The SF Funk Festival — the world’s only such event of its kind — is back for its third cosmic slop-filled year. And glory be to Bootzilla, the lineup has more heat than a red-hot mama from Louisiana. The funk begins to flow Wednesday at the Elbo Room, when local jazz-funksters Top Four Flights and crate-digger supreme DJ Cool Chris hold forth. Take a pause for the cause and return refreshed for Friday’s Great American Music Hall showcase, when Oakland’s funk-rock-jazz masters the Headhunters prove they’ve still got the groove, even without Herbie. Saturday, legendary party-rocker Grandmaster Flash headlines DJ Night at Mission Rock, plus DJs Riddm, Andrew Jervis, Greyboy, Zeph, Ren, Motion Potion, and Michael Erickson, spinning breakbeats until the daybreak. Come get your hardcore jollies on, until all your goodies are gone. (E.K.A.)
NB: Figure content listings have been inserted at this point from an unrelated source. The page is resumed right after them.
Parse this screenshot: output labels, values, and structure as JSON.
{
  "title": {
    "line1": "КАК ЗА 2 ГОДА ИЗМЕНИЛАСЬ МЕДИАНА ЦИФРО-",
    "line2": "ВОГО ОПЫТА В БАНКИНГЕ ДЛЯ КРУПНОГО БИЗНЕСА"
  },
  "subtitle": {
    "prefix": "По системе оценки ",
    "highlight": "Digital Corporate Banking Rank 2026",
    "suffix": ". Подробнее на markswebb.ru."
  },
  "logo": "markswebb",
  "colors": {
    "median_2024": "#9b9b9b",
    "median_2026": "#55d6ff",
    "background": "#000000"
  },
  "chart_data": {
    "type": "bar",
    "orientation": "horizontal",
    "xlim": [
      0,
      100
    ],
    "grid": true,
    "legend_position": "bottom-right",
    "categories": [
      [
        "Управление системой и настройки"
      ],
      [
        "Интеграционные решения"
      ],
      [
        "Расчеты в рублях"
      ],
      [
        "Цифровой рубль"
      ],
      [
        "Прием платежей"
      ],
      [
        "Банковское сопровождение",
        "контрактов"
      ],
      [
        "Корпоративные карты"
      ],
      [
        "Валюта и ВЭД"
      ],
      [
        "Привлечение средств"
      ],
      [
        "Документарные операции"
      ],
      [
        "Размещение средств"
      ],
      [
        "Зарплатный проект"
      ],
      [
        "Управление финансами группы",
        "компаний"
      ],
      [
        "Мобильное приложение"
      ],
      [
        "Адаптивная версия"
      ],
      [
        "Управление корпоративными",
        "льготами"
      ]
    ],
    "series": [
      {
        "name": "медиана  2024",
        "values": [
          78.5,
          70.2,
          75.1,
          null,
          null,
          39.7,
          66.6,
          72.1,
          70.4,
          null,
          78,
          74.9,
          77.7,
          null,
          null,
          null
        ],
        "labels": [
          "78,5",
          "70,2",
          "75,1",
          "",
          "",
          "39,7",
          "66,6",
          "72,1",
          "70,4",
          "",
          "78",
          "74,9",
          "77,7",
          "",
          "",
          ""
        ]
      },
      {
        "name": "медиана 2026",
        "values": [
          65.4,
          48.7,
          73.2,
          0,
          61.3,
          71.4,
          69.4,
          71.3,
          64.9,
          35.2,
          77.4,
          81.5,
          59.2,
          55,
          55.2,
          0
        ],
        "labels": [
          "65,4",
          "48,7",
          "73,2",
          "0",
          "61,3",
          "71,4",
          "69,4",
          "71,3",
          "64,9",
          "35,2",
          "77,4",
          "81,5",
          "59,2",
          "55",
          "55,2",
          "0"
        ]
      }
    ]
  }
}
Bill Staines reckons he’s traveled over a million miles on a never-ending tour of one-nighters, making him a real troubadour. Although his songs have been covered by Nanci Griffith and Jerry Jeff Walker and he has just released his 23rd album, he remains almost unknown outside of folk music circles. A worthy successor to Woody Guthrie, Staines creates beautifully melodic songs about the real lives of real people are full of understanding and compassion. Monday at the Freight & Salvage. 510-548-1761. (j.p.)